Irvine, CA—Computerized provider order entry (CPOE) prompts along with education and feedback markedly decreased the use of empiric extended-spectrum antibiotics for adult in patients who were admitted with pneumonia to non-ICU settings, according to a new study. The protocol was compared with routine antibiotic stewardship practices.

The prompts recommended standard-spectrum antibiotics for patients at low risk of multidrug-resistant organisms (MDRO) infection, according to a report in the Journal of the American Medical Association.

The researchers from the University of California School of Medicine in Irvine and colleagues advised that pneumonia is the most common infection requiring hospitalization and “is a major reason for overuse of extended-spectrum antibiotics. Despite low risk of multidrug-resistant organism (MDRO) infection, clinical uncertainty often drives initial antibiotic selection. Strategies to limit empiric antibiotic overuse for patients with pneumonia are needed.”

The study team sought to evaluate how effective CPOE prompts providing patient- and pathogen-specific MDRO infection risk estimates might be in reducing the use of empiric extended-spectrum antibiotics for noncritically ill patients admitted with pneumonia.

To do that, researchers conducted a cluster-randomized trial in 59 U.S. community hospitals.
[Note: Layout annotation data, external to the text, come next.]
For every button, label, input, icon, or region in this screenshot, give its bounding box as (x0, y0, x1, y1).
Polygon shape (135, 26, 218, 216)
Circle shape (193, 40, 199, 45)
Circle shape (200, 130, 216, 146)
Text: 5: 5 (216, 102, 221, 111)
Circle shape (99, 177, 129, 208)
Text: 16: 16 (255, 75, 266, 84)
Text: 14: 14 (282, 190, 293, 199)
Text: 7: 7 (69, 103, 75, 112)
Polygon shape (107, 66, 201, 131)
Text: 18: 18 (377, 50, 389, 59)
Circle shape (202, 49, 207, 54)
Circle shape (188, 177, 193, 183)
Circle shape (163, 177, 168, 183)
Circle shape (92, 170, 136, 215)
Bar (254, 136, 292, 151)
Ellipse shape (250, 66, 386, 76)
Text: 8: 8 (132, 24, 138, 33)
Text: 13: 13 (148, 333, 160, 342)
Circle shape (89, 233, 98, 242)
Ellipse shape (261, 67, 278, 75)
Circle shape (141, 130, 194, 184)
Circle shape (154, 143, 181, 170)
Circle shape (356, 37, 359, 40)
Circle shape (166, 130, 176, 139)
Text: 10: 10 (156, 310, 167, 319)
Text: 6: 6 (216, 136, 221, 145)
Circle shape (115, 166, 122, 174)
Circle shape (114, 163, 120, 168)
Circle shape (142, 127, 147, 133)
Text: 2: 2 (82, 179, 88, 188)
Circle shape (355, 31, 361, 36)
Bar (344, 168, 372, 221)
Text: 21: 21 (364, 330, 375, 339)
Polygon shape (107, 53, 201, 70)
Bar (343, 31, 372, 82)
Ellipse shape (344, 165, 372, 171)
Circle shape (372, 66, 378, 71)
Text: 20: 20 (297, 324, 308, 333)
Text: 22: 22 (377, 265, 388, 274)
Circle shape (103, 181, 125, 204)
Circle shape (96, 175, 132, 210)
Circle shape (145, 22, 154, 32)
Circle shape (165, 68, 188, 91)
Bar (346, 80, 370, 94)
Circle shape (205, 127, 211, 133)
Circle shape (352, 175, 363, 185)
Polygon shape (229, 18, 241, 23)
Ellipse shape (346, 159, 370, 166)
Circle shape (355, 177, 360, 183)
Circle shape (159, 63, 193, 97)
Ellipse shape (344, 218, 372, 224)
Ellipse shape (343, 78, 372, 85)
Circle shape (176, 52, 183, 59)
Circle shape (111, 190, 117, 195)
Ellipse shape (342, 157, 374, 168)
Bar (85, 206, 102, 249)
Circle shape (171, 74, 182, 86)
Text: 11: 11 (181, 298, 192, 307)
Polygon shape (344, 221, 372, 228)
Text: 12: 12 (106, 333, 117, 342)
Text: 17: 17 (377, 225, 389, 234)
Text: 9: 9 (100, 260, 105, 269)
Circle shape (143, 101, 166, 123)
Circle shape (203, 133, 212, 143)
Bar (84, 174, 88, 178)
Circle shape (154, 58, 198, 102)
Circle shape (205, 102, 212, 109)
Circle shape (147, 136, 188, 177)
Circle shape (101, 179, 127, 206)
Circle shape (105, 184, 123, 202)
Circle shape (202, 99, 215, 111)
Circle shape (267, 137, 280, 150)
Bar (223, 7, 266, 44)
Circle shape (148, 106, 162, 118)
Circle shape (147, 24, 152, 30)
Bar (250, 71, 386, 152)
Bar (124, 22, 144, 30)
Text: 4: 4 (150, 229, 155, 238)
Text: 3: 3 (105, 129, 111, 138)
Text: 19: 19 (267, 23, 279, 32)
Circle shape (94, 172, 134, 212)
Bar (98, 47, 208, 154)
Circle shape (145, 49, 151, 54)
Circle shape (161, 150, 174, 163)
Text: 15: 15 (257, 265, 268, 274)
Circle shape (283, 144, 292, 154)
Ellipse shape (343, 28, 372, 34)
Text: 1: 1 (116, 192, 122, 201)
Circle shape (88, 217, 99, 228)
The study sought to compare the effect of a CPOE stewardship bundle (education, feedback, and real-time MDRO risk–based CPOE prompts, tested at 29 hospitals) versus routine stewardship (used at 30 hospitals) on antibiotic selection during the first 3 hospital days in noncritically ill adults hospitalized with pneumonia. The trial included an 18-month baseline period from April 1, 2017, to September 30, 2018, and a 15-month intervention period from April 1, 2019, to June 30, 2020.

While the use of extended-spectrum antibiotic use dropped significantly with the use of the CPOE bundle, safety outcomes of mean days to ICU transfer (6.5 vs. 7.1 days) and hospital length of stay (6.8 vs. 7.1 days) did not differ significantly between the routine and CPOE intervention groups.

Background information in the article points out that more than 1.5 million adults are hospitalized in the United States annually for pneumonia. “Estimates suggest that about half of patients admitted with pneumonia unnecessarily receive extended-spectrum antibiotics,” the authors pointed out. “Identifying effective strategies to curb antibiotic overuse is a national priority; to date, strategies to improve prescribing for inpatient pneumonia have largely focused on shortening antibiotic duration or deescalating extended-spectrum antibiotics after microbiologic test results return and patients are stabilized. However, such strategies do not address unnecessary extended-spectrum antibiotics used before these results are available.”

The study added that even brief exposure to antibiotics can increase a patient’s risk for MDROs, Clostridioides difficile infection, and other antibiotic-associated adverse effects, making the need for additional strategies especially urgent.

Current practice often is for clinicians often prescribe vancomycin and/or antipseudomonal therapy for pneumonia at admission and deescalate to standard-spectrum antibiotics if nasal screening test results are negative for methicillin-resistant Staphylococcus aureus or if cultures do not reveal Pseudomonas or other MDROs, they explained.

“Although most inpatients with pneumonia can be safely treated with standard-spectrum antibiotics, which do not cover Pseudomonas or MDROs, clinicians are reluctant to initially select them because of concern that the patient may be infected with an MDRO,” the authors explained. “Real-time identification of patients with low risk for MDRO pneumonia might therefore reduce empiric extended-spectrum antibiotic exposure.”